This post is part of a series on managing and analyzing graph data. Posts to date include:
- Graph data model basics
- Relationship analytics definition
- Relationship analytics applications (this post)
- Analysis of large graphs
- In adversarial domains such as national security, anti-fraud, or search engine ranking, it’s natural to keep algorithms secret.
- The big exception – influencer analytics, aka social network analysis — is obscured by a major hype/reality gap (so, come to think of it, is a lot of other predictive modeling).
Even so, it’s fairly safe to say:
- Much of relationship analytics is about subgraph pattern matching.
- Much of relationship analytics is about identifying subgraph patterns that are predictive of certain characteristics or outcomes.
- An important kind of relationship analytics challenge is to identify influential individuals.
Notes on that middle point include:
- Pattern identification could be done through trial-and-error visualization, through predictive modeling, or through any form of investigative analytics in between.
- I presume what’s hardest about all this from a processing-performance standpoint would often be enumerating the subgraphs of a particular candidate pattern.
So I’m tempted to say “it’s all about subgraphs.” But it might be more accurate yet to say “It’s about paths”. Arguably, that’s saying the same thing; paths are subgraphs, and subgraphs are made up of paths, so a way of finding one is also a way of finding the other.
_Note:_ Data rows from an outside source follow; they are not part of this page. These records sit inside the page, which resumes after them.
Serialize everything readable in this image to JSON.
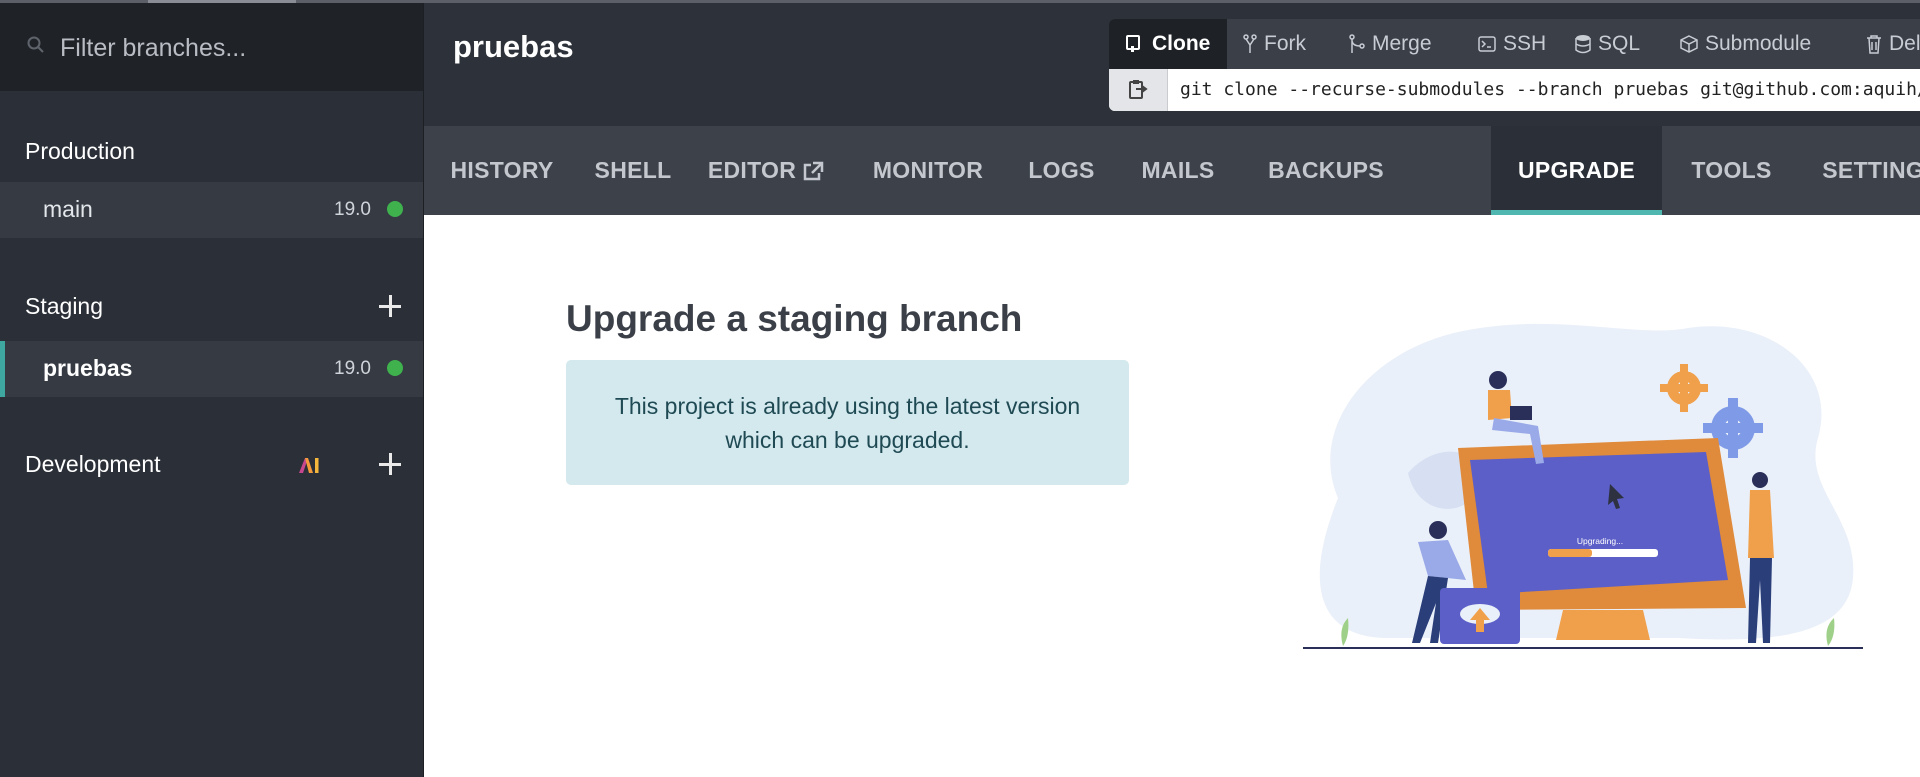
{
  "sidebar": {
    "filter_placeholder": "Filter branches...",
    "groups": [
      {
        "title": "Production",
        "branches": [
          {
            "name": "main",
            "version": "19.0",
            "status_color": "#3fb24e"
          }
        ]
      },
      {
        "title": "Staging",
        "branches": [
          {
            "name": "pruebas",
            "version": "19.0",
            "status_color": "#3fb24e",
            "active": true
          }
        ]
      },
      {
        "title": "Development",
        "branches": []
      }
    ]
  },
  "header": {
    "project_title": "pruebas",
    "tools": [
      "Clone",
      "Fork",
      "Merge",
      "SSH",
      "SQL",
      "Submodule",
      "Delete"
    ],
    "selected_tool": "Clone",
    "clone_command": "git clone --recurse-submodules --branch pruebas git@github.com:aquih/"
  },
  "tabs": {
    "items": [
      "HISTORY",
      "SHELL",
      "EDITOR",
      "MONITOR",
      "LOGS",
      "MAILS",
      "BACKUPS",
      "UPGRADE",
      "TOOLS",
      "SETTINGS"
    ],
    "selected": "UPGRADE"
  },
  "content": {
    "title": "Upgrade a staging branch",
    "alert_line1": "This project is already using the latest version",
    "alert_line2": "which can be upgraded.",
    "illustration_text": "Upgrading...",
    "progress": 0.4
  },
  "colors": {
    "accent": "#4fb6b0",
    "status_ok": "#3fb24e",
    "alert_bg": "#d3e9ee",
    "monitor_screen": "#5b5fc7",
    "illustration_orange": "#f0a04b"
  },
  "icons": [
    "search-icon",
    "clone-icon",
    "fork-icon",
    "merge-icon",
    "ssh-icon",
    "sql-icon",
    "submodule-icon",
    "delete-icon",
    "copy-icon",
    "external-link-icon",
    "plus-icon",
    "ai-logo-icon",
    "status-dot-icon"
  ]
}
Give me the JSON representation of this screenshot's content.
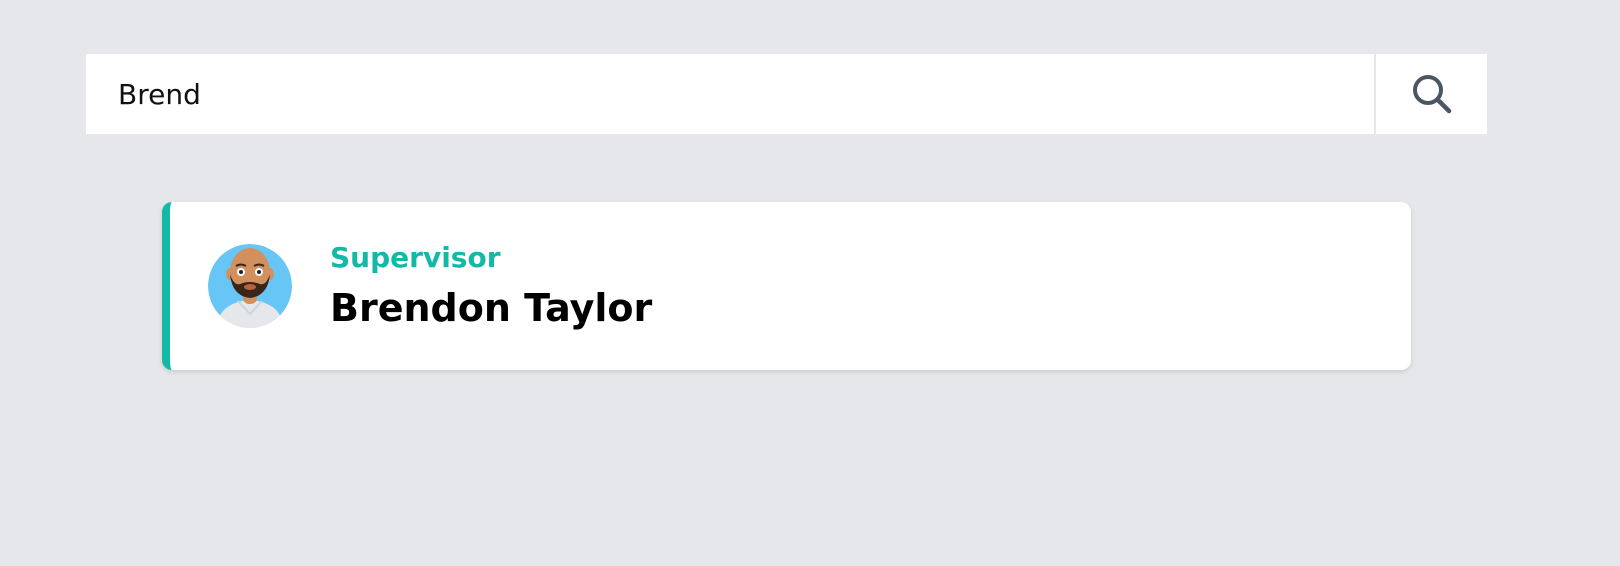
{
  "search": {
    "value": "Brend",
    "button_icon": "search-icon"
  },
  "result": {
    "role": "Supervisor",
    "name": "Brendon Taylor",
    "avatar_icon": "person-avatar-icon"
  },
  "colors": {
    "background": "#e5e7eb",
    "accent": "#14b8a6",
    "icon": "#4b5563",
    "avatar_bg": "#67c6f5"
  }
}
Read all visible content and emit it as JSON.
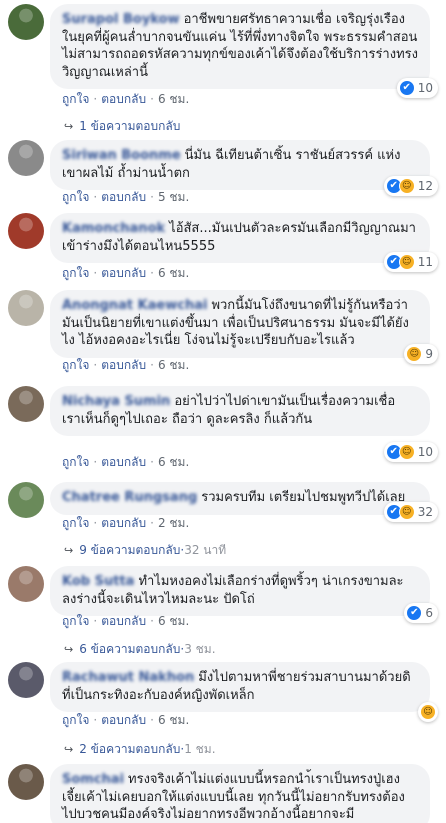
{
  "ui": {
    "like_label": "ถูกใจ",
    "reply_label": "ตอบกลับ",
    "separator": "·"
  },
  "colors": {
    "bubble": "#f2f3f5",
    "name": "#385898",
    "like": "#1877f2",
    "haha": "#f7b125",
    "meta": "#606770"
  },
  "comments": [
    {
      "name": "Surapol Boykow",
      "text": "อาชีพขายศรัทธาความเชื่อ เจริญรุ่งเรืองในยุคที่ผู้คนล่ำบากจนขันแค่น ไร้ที่พึ่งทางจิตใจ พระธรรมคำสอนไม่สามารถถอดรหัสความทุกข์ของเค้าได้จึงต้องใช้บริการร่างทรงวิญญาณเหล่านี้",
      "time": "6 ชม.",
      "reaction_icons": [
        "like-icon"
      ],
      "reaction_count": "10",
      "avatar_color": "#4a6b3a",
      "replies": {
        "label": "1 ข้อความตอบกลับ",
        "meta": ""
      }
    },
    {
      "name": "Siriwan Boonme",
      "text": "นี่มัน ฉีเทียนต้าเซิ้น ราชันย์สวรรค์ แห่งเขาผลไม้ ถ้ำม่านน้ำตก",
      "time": "5 ชม.",
      "reaction_icons": [
        "like-icon",
        "haha-icon"
      ],
      "reaction_count": "12",
      "avatar_color": "#8a8a8a",
      "replies": null
    },
    {
      "name": "Kamonchanok",
      "text": "ไอ้สัส...มันเปนตัวละครมันเลือกมีวิญญาณมาเข้าร่างมึงได้ตอนไหน5555",
      "time": "6 ชม.",
      "reaction_icons": [
        "like-icon",
        "haha-icon"
      ],
      "reaction_count": "11",
      "avatar_color": "#a03a2a",
      "replies": null
    },
    {
      "name": "Anongnat Kaewchai",
      "text": "พวกนี้มันโง่ถึงขนาดที่ไม่รู้กันหรือว่า มันเป็นนิยายที่เขาแต่งขึ้นมา เพื่อเป็นปริศนาธรรม มันจะมีได้ยังไง ไอ้หงอคงอะไรเนี่ย โง่จนไม่รู้จะเปรียบกับอะไรแล้ว",
      "time": "6 ชม.",
      "reaction_icons": [
        "haha-icon"
      ],
      "reaction_count": "9",
      "avatar_color": "#b9b4a8",
      "replies": null
    },
    {
      "name": "Nichaya Sumin",
      "text": "อย่าไปว่าไปด่าเขามันเป็นเรื่องความเชื่อ เราเห็นก็ดูๆไปเถอะ ถือว่า ดูละครลิง ก็แล้วกัน",
      "time": "6 ชม.",
      "reaction_icons": [
        "like-icon",
        "haha-icon"
      ],
      "reaction_count": "10",
      "avatar_color": "#7a6a5a",
      "replies": null
    },
    {
      "name": "Chatree Rungsang",
      "text": "รวมครบทีม เตรียมไปชมพูทวีปได้เลย",
      "time": "2 ชม.",
      "reaction_icons": [
        "like-icon",
        "haha-icon"
      ],
      "reaction_count": "32",
      "avatar_color": "#6a8a5a",
      "replies": {
        "label": "9 ข้อความตอบกลับ",
        "meta": "32 นาที"
      }
    },
    {
      "name": "Kob Sutta",
      "text": "ทำไมหงอคงไม่เลือกร่างที่ดูพริ้วๆ น่าเกรงขามละ ลงร่างนี้จะเดินไหวไหมละนะ ปัดโถ่",
      "time": "6 ชม.",
      "reaction_icons": [
        "like-icon"
      ],
      "reaction_count": "6",
      "avatar_color": "#9a7a6a",
      "replies": {
        "label": "6 ข้อความตอบกลับ",
        "meta": "3 ชม."
      }
    },
    {
      "name": "Rachawut Nakhon",
      "text": "มึงไปตามหาพี่ชายร่วมสาบานมาด้วยดิ ที่เป็นกระทิงอะกับองค์หญิงพัดเหล็ก",
      "time": "6 ชม.",
      "reaction_icons": [
        "haha-icon"
      ],
      "reaction_count": "",
      "avatar_color": "#5a5a6a",
      "replies": {
        "label": "2 ข้อความตอบกลับ",
        "meta": "1 ชม."
      }
    },
    {
      "name": "Somchai",
      "text": "ทรงจริงเค้าไม่แต่งแบบนี้หรอกนำ้เราเป็นทรงปู่เฮงเจี้ยเค้าไม่เคยบอกให้แต่งแบบนี้เลย ทุกวันนี้ไม่อยากรับทรงต้องไปบวชคนมีองค์จริงไม่อยากทรงอีพวกอ้างนี้อยากจะมี",
      "time": "",
      "reaction_icons": [],
      "reaction_count": "",
      "avatar_color": "#6a5a4a",
      "replies": null
    }
  ]
}
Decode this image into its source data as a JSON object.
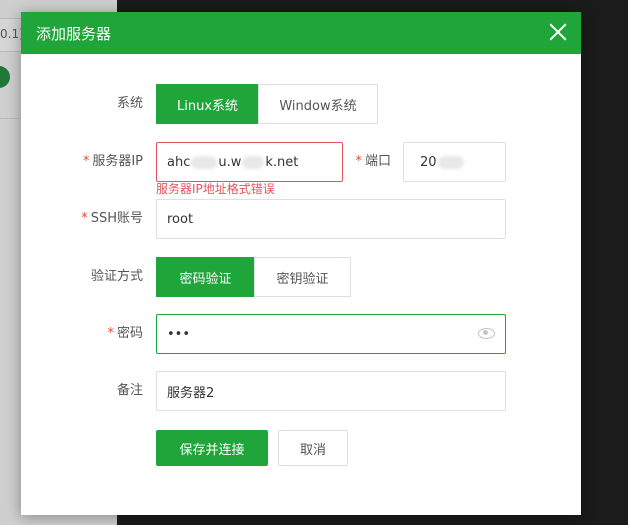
{
  "background": {
    "fragment_text": "0.1]"
  },
  "dialog": {
    "title": "添加服务器",
    "system": {
      "label": "系统",
      "options": [
        "Linux系统",
        "Window系统"
      ],
      "selected": "Linux系统"
    },
    "server_ip": {
      "label": "服务器IP",
      "value_start": "ahc",
      "value_mid": "u.w",
      "value_end": "k.net",
      "error": "服务器IP地址格式错误"
    },
    "port": {
      "label": "端口",
      "value_start": "20"
    },
    "ssh_account": {
      "label": "SSH账号",
      "value": "root"
    },
    "auth_method": {
      "label": "验证方式",
      "options": [
        "密码验证",
        "密钥验证"
      ],
      "selected": "密码验证"
    },
    "password": {
      "label": "密码",
      "value": "•••"
    },
    "note": {
      "label": "备注",
      "value": "服务器2"
    },
    "buttons": {
      "save": "保存并连接",
      "cancel": "取消"
    }
  },
  "colors": {
    "accent": "#20a53a",
    "error": "#e2545d",
    "required": "#e74c3c"
  },
  "icons": {
    "close": "close-icon",
    "eye": "eye-icon"
  }
}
But referring to paths nods to such standard tasks as:
- Finding the shortest path between two nodes.
- Calculating centrality metrics.
Paths are also simpler than subgraphs, and hence also simpler to think about.
Let’s drill down a bit more on the cases of influencer analysis and centrality. Telecom service providers around the world compete with relatively few of their peers (because they’re so geographically bound), and hence are pretty good about sharing technical ideas with each other. One application that has spread like wildfire is influencer analysis for churn control. The idea is to identify influential subscribers who, if they left your service, would be particularly likely to take other people with them, so that you can make great efforts to retain them. The key data used is CDRs (call detail records).
As in many things, it’s tough to separate influencer analysis adoption fact from fiction.
- The telecom case is surely real; I’ve heard of many examples.
- Social networking is a harder call. Top-down, the story sounds good; but bottom-up, I’m not so sure.*
- I’m quite dubious about attempts to use influencer analysis based on, say, credit card records; the detailed information about person-to-person connections isn’t there.
- National security clearly uses similar kinds of techniques, albeit for slightly different purposes.
Specific conclusions I’ve heard include:
- Who calls you is a better predictor of whether you influence cellular subscribers to churn along with you than who you call.
- Length of calls is an indicator of involvement influence in terrorist networks (short ones suggest there’s serious business being done).
*For example my Klout profile asserts I’m more influential about Airlines than about Databases or Software. A bit of manual intervention could surely change that — which just serves to underscore my doubts about the effectiveness of social network analytic automation.
One more thing — relationship analytics on social networks rarely works unless you take out a few spurious highly-connected nodes. The paradigmatic example is the local pizza parlor, which receives many phone calls, but is neither a terrorist mastermind nor a major influence upon telecom service churn. More on that point when I write about the partitioning of large graphs.